Siamese networks have become a common structure in various recent models for unsupervised visual representation learning. These models maximize the similarity between two augmentations of one image, subject to certain conditions for avoiding collapsing solutions. In this paper, the authors report surprising empirical results that simple Siamese networks can learn meaningful representations even without any of the following: (i) negative sample pairs, (ii) large batches, (iii) momentum encoders. The key finding is that a stop-gradient operation plays an essential role in preventing collapsing. The authors hypothesize that SimSiam implicitly involves an expectation-maximization (EM) like algorithm.

孿生網路已成為近年來多種無監督視覺表徵學習模型的常見結構。這些模型在滿足特定條件以避免崩塌解的前提下，最大化同一影像兩種增強版本之間的相似度。本文報告了令人意外的實驗結果：簡單的孿生網路即使不使用以下任何技術，仍能學習有意義的表徵：(i) 負樣本對、(ii) 大批次、(iii) 動量編碼器。關鍵發現是停止梯度操作在防止崩塌方面扮演不可或缺的角色。作者假設 SimSiam 隱含了一種類似期望最大化（EM）的演算法。

段落功能全文總覽——以「意外發現」的敘事框架勾勒核心貢獻：簡化、停止梯度、EM 假說。

邏輯角色摘要以「否定式」策略建立新穎性——逐一列舉被認為必要但實際可省略的組件，製造認知衝擊。EM 假說則提供理論深度。

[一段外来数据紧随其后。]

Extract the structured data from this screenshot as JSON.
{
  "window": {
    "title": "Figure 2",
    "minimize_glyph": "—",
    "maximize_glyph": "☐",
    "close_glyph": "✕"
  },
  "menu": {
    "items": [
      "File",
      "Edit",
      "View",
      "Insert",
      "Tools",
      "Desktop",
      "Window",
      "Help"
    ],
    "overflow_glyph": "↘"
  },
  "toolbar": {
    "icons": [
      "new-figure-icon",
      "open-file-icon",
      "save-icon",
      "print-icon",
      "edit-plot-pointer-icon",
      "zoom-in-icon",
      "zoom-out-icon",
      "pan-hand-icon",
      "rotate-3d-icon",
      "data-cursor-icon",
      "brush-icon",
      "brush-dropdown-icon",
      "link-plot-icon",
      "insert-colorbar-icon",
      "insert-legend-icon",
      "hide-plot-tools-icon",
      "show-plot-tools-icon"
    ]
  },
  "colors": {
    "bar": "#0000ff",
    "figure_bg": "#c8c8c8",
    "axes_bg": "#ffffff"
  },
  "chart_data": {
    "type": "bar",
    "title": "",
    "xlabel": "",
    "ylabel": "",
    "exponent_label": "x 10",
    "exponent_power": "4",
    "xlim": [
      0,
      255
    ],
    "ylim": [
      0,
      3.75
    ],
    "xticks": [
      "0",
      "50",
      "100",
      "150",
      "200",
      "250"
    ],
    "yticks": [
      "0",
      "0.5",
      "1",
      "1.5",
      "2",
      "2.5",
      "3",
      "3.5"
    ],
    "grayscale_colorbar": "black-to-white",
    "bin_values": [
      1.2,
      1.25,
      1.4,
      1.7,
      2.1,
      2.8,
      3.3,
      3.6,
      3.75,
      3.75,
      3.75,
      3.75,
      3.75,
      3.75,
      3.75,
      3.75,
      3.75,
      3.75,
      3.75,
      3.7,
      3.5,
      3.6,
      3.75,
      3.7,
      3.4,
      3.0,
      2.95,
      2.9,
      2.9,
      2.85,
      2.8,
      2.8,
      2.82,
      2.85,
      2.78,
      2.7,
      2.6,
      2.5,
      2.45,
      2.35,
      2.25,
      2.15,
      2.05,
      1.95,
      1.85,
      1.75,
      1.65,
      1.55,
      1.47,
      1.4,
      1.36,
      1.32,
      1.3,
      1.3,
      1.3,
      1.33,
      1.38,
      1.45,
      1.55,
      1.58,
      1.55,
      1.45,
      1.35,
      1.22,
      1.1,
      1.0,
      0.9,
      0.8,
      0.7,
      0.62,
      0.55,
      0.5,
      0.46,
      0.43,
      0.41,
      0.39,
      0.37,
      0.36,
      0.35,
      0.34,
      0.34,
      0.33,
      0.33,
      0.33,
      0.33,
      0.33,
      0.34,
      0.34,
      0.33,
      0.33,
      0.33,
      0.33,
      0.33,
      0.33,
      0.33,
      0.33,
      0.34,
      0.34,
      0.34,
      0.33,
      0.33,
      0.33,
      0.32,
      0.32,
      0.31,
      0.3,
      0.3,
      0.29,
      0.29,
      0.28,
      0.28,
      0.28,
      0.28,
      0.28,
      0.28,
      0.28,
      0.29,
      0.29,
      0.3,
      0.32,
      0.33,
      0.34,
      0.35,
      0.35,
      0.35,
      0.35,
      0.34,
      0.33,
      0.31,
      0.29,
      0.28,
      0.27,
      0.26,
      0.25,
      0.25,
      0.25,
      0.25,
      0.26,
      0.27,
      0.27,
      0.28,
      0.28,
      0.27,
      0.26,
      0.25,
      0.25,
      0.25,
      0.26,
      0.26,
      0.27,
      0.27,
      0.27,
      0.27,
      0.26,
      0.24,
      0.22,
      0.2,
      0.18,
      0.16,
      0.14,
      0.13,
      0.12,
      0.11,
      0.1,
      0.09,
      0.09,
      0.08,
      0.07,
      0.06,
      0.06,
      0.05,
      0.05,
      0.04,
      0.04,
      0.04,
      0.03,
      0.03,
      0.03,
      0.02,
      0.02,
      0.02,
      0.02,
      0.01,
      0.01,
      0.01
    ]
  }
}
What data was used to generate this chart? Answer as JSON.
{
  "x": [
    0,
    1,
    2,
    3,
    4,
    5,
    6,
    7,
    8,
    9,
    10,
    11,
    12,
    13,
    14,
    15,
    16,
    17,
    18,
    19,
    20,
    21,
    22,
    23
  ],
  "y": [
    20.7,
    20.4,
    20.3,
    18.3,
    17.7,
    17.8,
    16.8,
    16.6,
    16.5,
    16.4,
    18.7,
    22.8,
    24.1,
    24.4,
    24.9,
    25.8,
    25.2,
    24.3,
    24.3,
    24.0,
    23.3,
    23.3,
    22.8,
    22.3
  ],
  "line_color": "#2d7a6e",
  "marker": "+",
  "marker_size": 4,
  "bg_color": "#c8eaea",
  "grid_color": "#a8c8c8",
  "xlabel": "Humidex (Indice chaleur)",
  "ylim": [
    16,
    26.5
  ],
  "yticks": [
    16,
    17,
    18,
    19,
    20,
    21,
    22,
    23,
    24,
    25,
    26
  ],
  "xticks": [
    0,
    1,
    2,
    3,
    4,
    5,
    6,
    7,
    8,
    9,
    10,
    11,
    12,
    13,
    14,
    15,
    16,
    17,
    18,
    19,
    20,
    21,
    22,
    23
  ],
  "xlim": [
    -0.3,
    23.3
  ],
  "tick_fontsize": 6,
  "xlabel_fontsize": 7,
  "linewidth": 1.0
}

論證技巧 / 潛在漏洞「令人意外」的修辭非常有效，但可能誇大了社群的共識程度。BYOL 已先一步展示無需負樣本的可行性，SimSiam 的「意外」程度取決於讀者是否熟悉 BYOL 的結果。

1. Introduction — 緒論

Siamese networks are "a natural and effective tool for learning visual representations" by comparing related samples. Recent methods have employed various strategies to prevent representation collapse: contrastive learning uses negative pairs to repel dissimilar representations; BYOL relies on a momentum encoder; SwAV uses online clustering with the Sinkhorn-Knopp algorithm. These increasing complexities raise a fundamental question: what is the minimal set of mechanisms needed to prevent collapse in Siamese representation learning?

孿生網路是透過比較相關樣本來學習視覺表徵的自然且有效工具。近期方法採用了各種策略來防止表徵崩塌：對比學習使用負樣本對來排斥不相似的表徵；BYOL 依賴動量編碼器；SwAV 則使用搭配 Sinkhorn-Knopp 演算法的線上聚類。這些日益增加的複雜性引發一個根本性問題：在孿生表徵學習中，防止崩塌所需的最小機制集合是什麼？

段落功能建立研究場域——梳理防止崩塌的各類策略，引出簡化動機。

邏輯角色以遞增複雜度排列現有方法（負樣本 -> 動量編碼器 -> 線上聚類），構建「方法越來越複雜」的敘事，自然引出「能否簡化？」的核心問題。

論證技巧 / 潛在漏洞將問題框架為「最小機制集合」是一個極具吸引力的科學問題——它暗示現有方法可能過度工程化。但各方法的複雜性服務於不同目標（如 SwAV 的聚類也提升了效能），簡化未必等於進步。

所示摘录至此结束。